L COMME LIVRE en prison

Entre les barreaux les mots. Pauline Pelsy-Johann, 2018, 56 minutes.

Des barreaux, le film en regorge. Aux fenêtres, aux portes, dans les couloirs. Normal, nous sommes en prison. Une grande prison. Et les plans de coupes dans les couloirs vides et interminables, sur les façades des bâtiments filmées en contre-plongée, sont impressionnants. De quoi nous donner un aperçu de ce que c’est que l’enfermement.

Prison et lecture, au premier abord ça ne va très bien ensemble. La majeure partie des détenus que nous allons rencontrer dans le film n’étaient pas des lecteurs avant leur incarcération. Le sont-ils devenus par nécessité, pour avoir une occupation, un divertissement ? Une occasion de sortir de leur cellule ? Mais beaucoup semblent vraiment, sincèrement, y prendre goût. Et leur fréquentation de la bibliothèque devient si vitale qu’ils ne pourraient plus s’en passer.

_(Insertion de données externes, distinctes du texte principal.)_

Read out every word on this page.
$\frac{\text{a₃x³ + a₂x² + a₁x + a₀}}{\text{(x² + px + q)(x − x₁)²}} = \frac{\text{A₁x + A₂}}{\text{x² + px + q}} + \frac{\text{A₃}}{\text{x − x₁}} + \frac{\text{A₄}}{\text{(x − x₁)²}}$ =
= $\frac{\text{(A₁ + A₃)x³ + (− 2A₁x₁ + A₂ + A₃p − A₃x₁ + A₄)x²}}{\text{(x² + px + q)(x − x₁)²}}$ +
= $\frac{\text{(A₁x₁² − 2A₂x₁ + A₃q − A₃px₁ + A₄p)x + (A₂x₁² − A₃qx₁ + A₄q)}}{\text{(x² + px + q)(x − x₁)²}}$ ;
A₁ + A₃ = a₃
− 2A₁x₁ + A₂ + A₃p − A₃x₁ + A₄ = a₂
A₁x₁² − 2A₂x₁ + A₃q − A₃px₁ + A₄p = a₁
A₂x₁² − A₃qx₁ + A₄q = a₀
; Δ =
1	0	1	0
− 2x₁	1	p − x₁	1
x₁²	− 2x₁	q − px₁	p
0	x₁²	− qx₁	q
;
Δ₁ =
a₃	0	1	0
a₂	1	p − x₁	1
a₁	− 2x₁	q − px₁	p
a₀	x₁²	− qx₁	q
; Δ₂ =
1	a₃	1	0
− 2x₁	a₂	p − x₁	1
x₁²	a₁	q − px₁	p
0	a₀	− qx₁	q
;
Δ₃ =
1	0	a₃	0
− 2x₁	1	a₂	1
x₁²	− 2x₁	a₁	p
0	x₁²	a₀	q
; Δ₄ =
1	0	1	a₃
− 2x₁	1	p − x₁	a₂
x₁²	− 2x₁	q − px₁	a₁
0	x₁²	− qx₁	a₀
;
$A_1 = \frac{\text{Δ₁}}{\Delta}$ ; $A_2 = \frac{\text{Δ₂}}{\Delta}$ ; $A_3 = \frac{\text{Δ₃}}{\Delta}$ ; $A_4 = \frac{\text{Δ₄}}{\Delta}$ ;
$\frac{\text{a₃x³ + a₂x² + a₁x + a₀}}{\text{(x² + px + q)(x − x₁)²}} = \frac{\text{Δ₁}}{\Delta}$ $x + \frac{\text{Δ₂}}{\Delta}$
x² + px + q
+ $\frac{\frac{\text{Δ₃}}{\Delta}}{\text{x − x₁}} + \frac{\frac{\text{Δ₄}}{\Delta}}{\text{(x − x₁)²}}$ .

C’est un décret de Robert Badinter, alors ministre de la Justice, qui ouvre la voie à l’humanisation des conditions de détention. La lecture devient vite un moyen privilégié. Et le lancement de l’Association Lire c’est vivre, mobilisant un nombre important de bénévoles, va être l’outil principal de la mise en œuvre des activités concrètes.

Le film nous fait donc participer à la vie de la bibliothèque de la prison. Il nous fait rencontrer des détenus (jamais filmés de face, ou alors dans un contre-jour bleuté qui préserve l’anonymat obligatoire) qui évoquent la place de la lecture dans leur vécu de personne privée de liberté. Sont aussi présents ces bénévoles -et son président – de Lire c’est vivre qui donnent de leur temps pour apporter pensée et réflexion aux prisonniers.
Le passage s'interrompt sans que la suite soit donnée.